While I might like to go out and do more there are body parts protesting.
Wow John, it looks like you and all your readers are people who enjoy their solitude more than most.
I’ve been taking the six-mile gravel road trip to town regularly once a week and grudging any time I had to go twice a week. Now I’m trying to organize things so that I can go in once every two weeks.
I hope we don’t all need Prozac.
I cannot financially afford to become a recluse, but if I could, I would. The occasional speech to garden club members, a la May Sarton in her later years, would suffice to keep the smell of humanity a closer memory than that of distant childhood. Of course, then my vast public audience would miss me (or would they instead mail me Prozac packages with good wishes for my relationship with the silence of what books and mental tributaries say to me). I enjoy the outdoors, rain or shine, but people oftentimes ruin the terrain. I snap a lot of photographs, but prefer to edge my camera’s lens around the protuberence of human creatures in favor of life forms whose only attitude involves the urge to survive another turn around another corner. Give me solitude, or give me money to afford the same!

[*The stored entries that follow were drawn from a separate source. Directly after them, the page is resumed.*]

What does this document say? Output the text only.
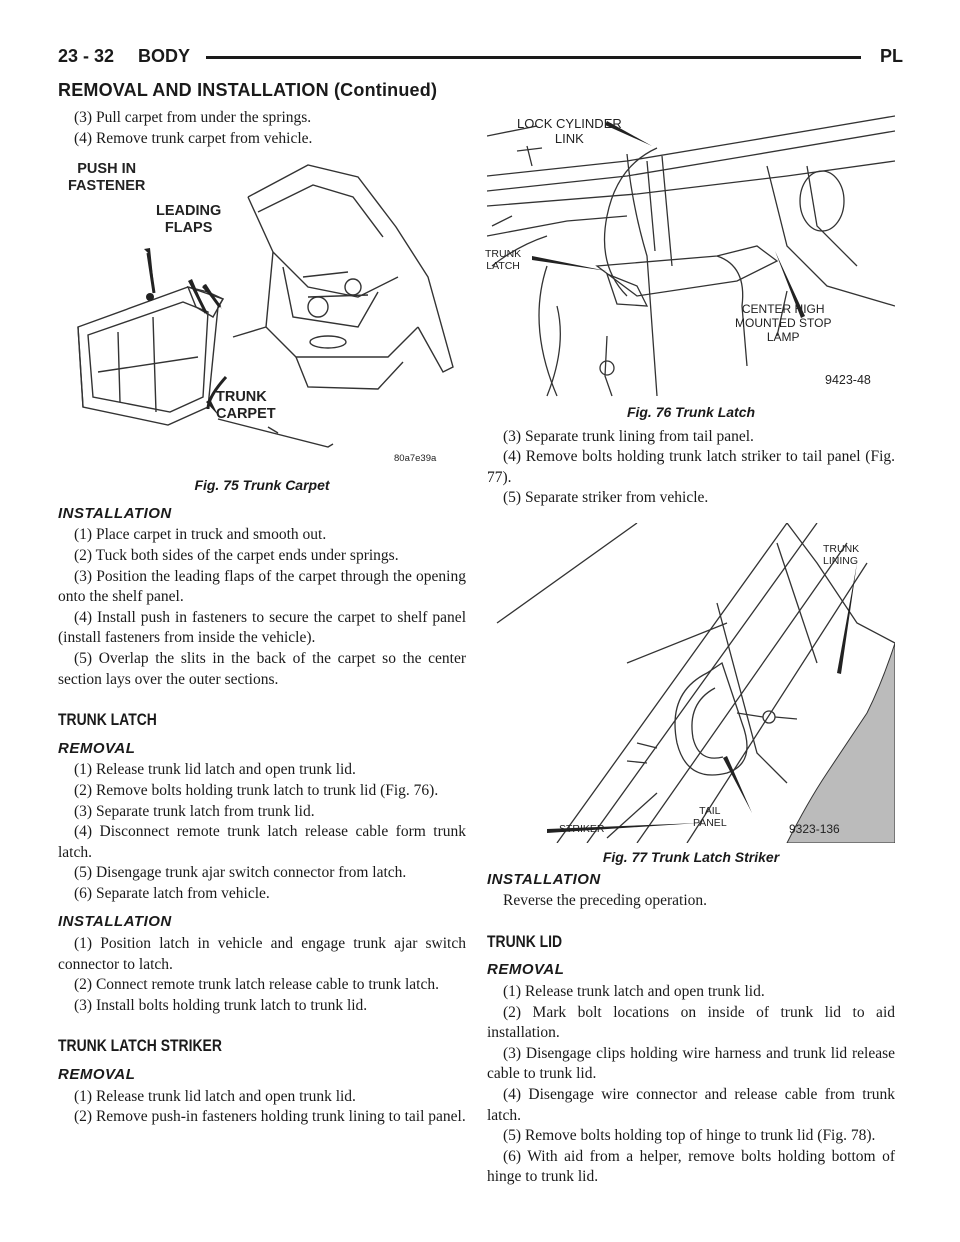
23 - 32 BODY	PL
REMOVAL AND INSTALLATION (Continued)

(3) Pull carpet from under the springs.

(4) Remove trunk carpet from vehicle.

PUSH IN
FASTENER
LEADING
FLAPS
TRUNK
CARPET
80a7e39a
Fig. 75 Trunk Carpet
INSTALLATION

(1) Place carpet in truck and smooth out.

(2) Tuck both sides of the carpet ends under springs.

(3) Position the leading flaps of the carpet through the opening onto the shelf panel.

(4) Install push in fasteners to secure the carpet to shelf panel (install fasteners from inside the vehicle).

(5) Overlap the slits in the back of the carpet so the center section lays over the outer sections.

TRUNK LATCH
REMOVAL

(1) Release trunk lid latch and open trunk lid.

(2) Remove bolts holding trunk latch to trunk lid (Fig. 76).

(3) Separate trunk latch from trunk lid.

(4) Disconnect remote trunk latch release cable form trunk latch.

(5) Disengage trunk ajar switch connector from latch.

(6) Separate latch from vehicle.

INSTALLATION

(1) Position latch in vehicle and engage trunk ajar switch connector to latch.

(2) Connect remote trunk latch release cable to trunk latch.

(3) Install bolts holding trunk latch to trunk lid.

TRUNK LATCH STRIKER
REMOVAL

(1) Release trunk lid latch and open trunk lid.

(2) Remove push-in fasteners holding trunk lining to tail panel.

LOCK CYLINDER
LINK
TRUNK
LATCH
CENTER HIGH
MOUNTED STOP
LAMP
9423-48
Fig. 76 Trunk Latch

(3) Separate trunk lining from tail panel.

(4) Remove bolts holding trunk latch striker to tail panel (Fig. 77).

(5) Separate striker from vehicle.

TRUNK
LINING
STRIKER
TAIL
PANEL	9323-136
Fig. 77 Trunk Latch Striker
INSTALLATION

Reverse the preceding operation.

TRUNK LID
REMOVAL

(1) Release trunk latch and open trunk lid.

(2) Mark bolt locations on inside of trunk lid to aid installation.

(3) Disengage clips holding wire harness and trunk lid release cable to trunk lid.

(4) Disengage wire connector and release cable from trunk latch.

(5) Remove bolts holding top of hinge to trunk lid (Fig. 78).

(6) With aid from a helper, remove bolts holding bottom of hinge to trunk lid.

You are not really reclusive if you chat pleasantly with people all over the world every day. You do that with your blog. You don’t have to go out and about to stay connected. I always marvel at the way you make the ordinary everyday stuff interesting to read. I think it is because you write beautiful sentences. Keep on keeping on. Your readers need you.
I’d also noticed you seemed more reclusive, and well, down, this year. I started reading your archives from the start and the difference was obvious in the tone of your writing. It made me feel sad. I’m sure it is just age getting on with us all, but I don’t think it helps having Graham away so much either. I know when my boy goes away he takes the light out of the day with him.